The properties of purified esterases are shown in Table 2. The enzyme shows strong activity in the pH range of 6-8 with optimum pH at 7. All components of esterase were stable at 40°C except the A3a and A2b component which were stable also at 50 and 55°C, respectively. Michaelis (Km) constant for A1a, A1b, A2a, A2b, A3a, A3b and A3c was calculated as 2.38, 1.67, 3.06, 2.7, 2.8, 1.60, 1.98 μmol whereas the Vmax values were found to be 0.168, 0.332, 0.612, 0.167, 0.413, 0.520, 0.608 μmol/min/mg, respectively. In B. subtilis the cephalosporin esterase exhibited Km values of 2.8x10-3 and 8.3x10-3 M, for substrates 7-aminocephalosporanic acid (7-ACA) and 7-(thiophene-2-acetamido) cephalosporanic acid (cephalothin) (Abbott and Fukuda, 1975). Km and Vmax of 0.88 μmol and 8.9 U mg-1 for 6-acetylmorphine was found for the purified heroin esterase from E. coli clone of Rhodococcus sp. strain H1 (Rathbone et al., 1997), Km values of 0.45 and 0.52 μmol were observed for acetyl xylan esterases I and II from Thermoanaerobacterium sp. strain JW/SL-YS485, when 4-methylumbelliferyl acetate was used as the substrate (Shao and Wiegel, 1995) whereas for the esterase from R. toruloides the Km and Vmax were found to be 51.8 μmol and 7.9 μmol/min/mg, respectively, when cephalosporin C was used as a substrate (Politino et al., 1997). Esterases components were strongly inhibited by Hg, Pb and EDTA with KI (mM) of 0.55, 2.8, 3.2, 0.8, 3.3, 1.9 and 4.5 for components A1a, A1b, A2a, A2b, A3a, A3b and A3c with HgCl3 , whereas with PbCl2 as inhibitor the values observed were 1.2, 1.9, 5.5, 0.2, 4.1, 2.1 and 1.3, respectively.

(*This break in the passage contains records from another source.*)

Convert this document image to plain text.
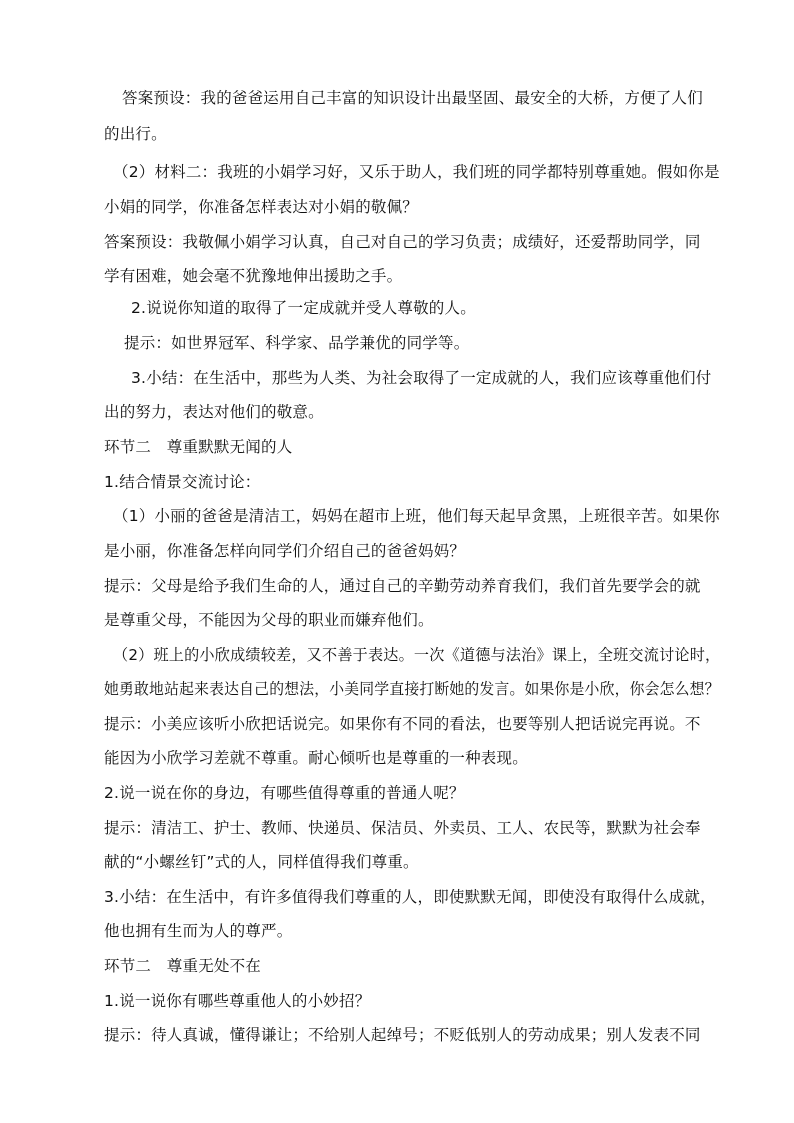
答案预设：我的爸爸运用自己丰富的知识设计出最坚固、最安全的大桥，方便了人们
的出行。
（2）材料二：我班的小娟学习好，又乐于助人，我们班的同学都特别尊重她。假如你是
小娟的同学，你准备怎样表达对小娟的敬佩？
答案预设：我敬佩小娟学习认真，自己对自己的学习负责；成绩好，还爱帮助同学，同
学有困难，她会毫不犹豫地伸出援助之手。
2.说说你知道的取得了一定成就并受人尊敬的人。
提示：如世界冠军、科学家、品学兼优的同学等。
3.小结：在生活中，那些为人类、为社会取得了一定成就的人，我们应该尊重他们付
出的努力，表达对他们的敬意。
环节二　尊重默默无闻的人
1.结合情景交流讨论：
（1）小丽的爸爸是清洁工，妈妈在超市上班，他们每天起早贪黑，上班很辛苦。如果你
是小丽，你准备怎样向同学们介绍自己的爸爸妈妈？
提示：父母是给予我们生命的人，通过自己的辛勤劳动养育我们，我们首先要学会的就
是尊重父母，不能因为父母的职业而嫌弃他们。
（2）班上的小欣成绩较差，又不善于表达。一次《道德与法治》课上，全班交流讨论时，
她勇敢地站起来表达自己的想法，小美同学直接打断她的发言。如果你是小欣，你会怎么想？
提示：小美应该听小欣把话说完。如果你有不同的看法，也要等别人把话说完再说。不
能因为小欣学习差就不尊重。耐心倾听也是尊重的一种表现。
2.说一说在你的身边，有哪些值得尊重的普通人呢？
提示：清洁工、护士、教师、快递员、保洁员、外卖员、工人、农民等，默默为社会奉
献的“小螺丝钉”式的人，同样值得我们尊重。
3.小结：在生活中，有许多值得我们尊重的人，即使默默无闻，即使没有取得什么成就，
他也拥有生而为人的尊严。
环节二　尊重无处不在
1.说一说你有哪些尊重他人的小妙招？
提示：待人真诚，懂得谦让；不给别人起绰号；不贬低别人的劳动成果；别人发表不同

The M. wt. (kDa) of the esterase components were 53, 45, 53, 33, 55, 16 and
12 for A1a, A1b, A2a, A2b, A3a, A3b and A3c, respectively (Fig.
6).
| Fig. 6: | Native PAGE analysis of esterase from clone E. coli (pSKA). The protein at different steps of purification was analyzed by 10% native PAGE followed by activity staining by fast blue RR salt. Lane 1: Bacillus sp. SK320 supernatant, Lane 2: clone E. coli (pSKA) supernatant, Lane 3-5: Q-Sepharose A1, A2, A3, Lane 6-12: G-75 A1a, A1b, A2a, A2b, A3a, A3b, A3c |
The enzymes exits as a monomer and this is in contrast to that reported by Takimoto et al. (1994), where the Bacillus subtilis enzymes are multimeric in nature with the molecular weights ranging from 150 to 280 kDa.
Esterases coded by srfA gene of Bacillus sp. SK320 purified and characterized in this study, shows biosurfactant activity and also exhibits multiplicity. This is the first report of an esterase with biosurfactant activity in Bacillus.
ACKNOWLEDGMENT
We are thankful to Center of Relevance and Excellence (CORE) and Department of Biotechnology and Environmental Sciences, Patiala, Punjab, India where this research work was conducted.